Or en cette veille du premier tour des élections présidentielles, il faut bien constater que « le flacon » est sérieusement ébréché. La présence de vingt six candidats, dont aucun ne domine l’offre politique, traduit une fragmentation inquiétante qui annonce des lendemains acrobatiques, voire périlleux.
L’exception tunisienne
La Tunisie fut sans nul doute une exception entre 2011 et 2014 où l’on vit les islamistes, jetés en prison sous la dictature, participer au pouvoir puis s’en retirer volontairement deux ans plus tard pour permettre des élections apaisées et préserver ainsi les acquis de la rupture historique de 2011. Or ce « consensus » qui aura permis à la Tunisie d’adopter en 2013 une constitution marquée par le sécularisme n’est plus de saison. Une candidate se réclamant de l’héritage de Ben Ali, Abir Moussi, appelle même à l’éradication des islamistes, ce qui était encore inimaginable voici quelques mois.
Au delà du brouhaha qui agite les vingt six candidats et leurs réseaux, la Tunisie des oubliés, largement majoritaire, ne se reconnaît plus dans des élites auto proclamées. Le pays légal est définitivement coupé du pays réel. Au point que lors des derrières élections municipales voici un an, près de 70% des Tunisiens ne se sont pas déplacés (contre 60% en 2014 et 50% en 2011).
Ces derniers jours, les débats télévisés ont ranimé eu peu la flamme citoyenne, mais la médiocrité des échanges risque fort, in fine, de ne pas mobiliser les électeurs.
Sous le règne médiocre de Beji Caid Essebsi, dont l’image a été exagérément magnifiée lors de sa disparition en juin dernier, l’état du pays s’est en effet totalement dégradé. La Tunisie est frappée désormais par un chômage de masse (15% officiellement, 35% ches les jeunes) , une croissance en berne (1% au dernier semestre), une inflation galopante et des pénuries innombrables. Les milieux populaires ont perdu près de la moitié de leur pouvoir d’achat ces huit dernières années.
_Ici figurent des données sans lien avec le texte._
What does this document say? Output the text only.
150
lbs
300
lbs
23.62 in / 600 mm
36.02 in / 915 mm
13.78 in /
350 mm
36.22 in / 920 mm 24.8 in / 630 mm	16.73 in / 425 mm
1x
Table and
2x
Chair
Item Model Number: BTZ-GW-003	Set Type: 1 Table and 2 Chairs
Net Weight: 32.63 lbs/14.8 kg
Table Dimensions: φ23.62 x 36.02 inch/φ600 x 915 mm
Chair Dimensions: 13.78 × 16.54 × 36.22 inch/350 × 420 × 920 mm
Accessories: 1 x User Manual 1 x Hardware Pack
La fragmentation politique
De loin, on peut avoir le sentiment que la présence de vingt six candidats, souvent de grande valeur, qui représentent toutes les tendances de l’opinion, témoigneraient d’une vitalité démocratique. Ce n’est que très partiellement le cas. Depuis 2011, le paysage politique tunisien se structurait autour de deux forces rivales et parfois alliées, les islamistes d’Ennahdha et les modernistes de Nidaa Tounàs. Le 15 septembre, six candidats sont issus du premier de ces mouvements et sept du second. Ce qui laisse l’espoir aux candidats venus de nulle part, comme Nabil Karoui, patron d’une chaine de télévision, d’accéder au deuxième tour avec un petit 12%.
Autant dire qu’aucun alliance majoritaire n’apparaît aujourd’hui en vue des législatives d’octobre au sein d’un système qui reste parlementaire et marqué par des fractures régionales. D’ou la volonté de certains candidats, dont l’ancien ministre de la Défense, Abdelkrim Zbidi, qui se veut le représentant d’un Etat fort , de présidentialiser le régime. Ce dont avait rêvé l’ancien président Beji Caïd Essebsi..
En fait, la multiplicité des candidatures traduit plus une concurrence exacerbée des réseaux clientélistes qu’une multiplicité des projets. Dans un pays plus bureaucratique qu’on ne le pense, la prospérité du secteur privé dépend de l’argent public et d’une règlementation adaptée. La montée en puissance d’ oligarchies financières rivales sape la base même de la démocratie tunisienne, comme l’explique sur le site Orient 21 Aziz Krichen, ex conseiller de Moncef Marzouki, alors président tunisien « Sous Ben Ali, cette oligarchie prédatrice était relativement contrôlée par le pouvoir politique ; depuis la révolution, c’est elle qui détient la réalité du pouvoir ».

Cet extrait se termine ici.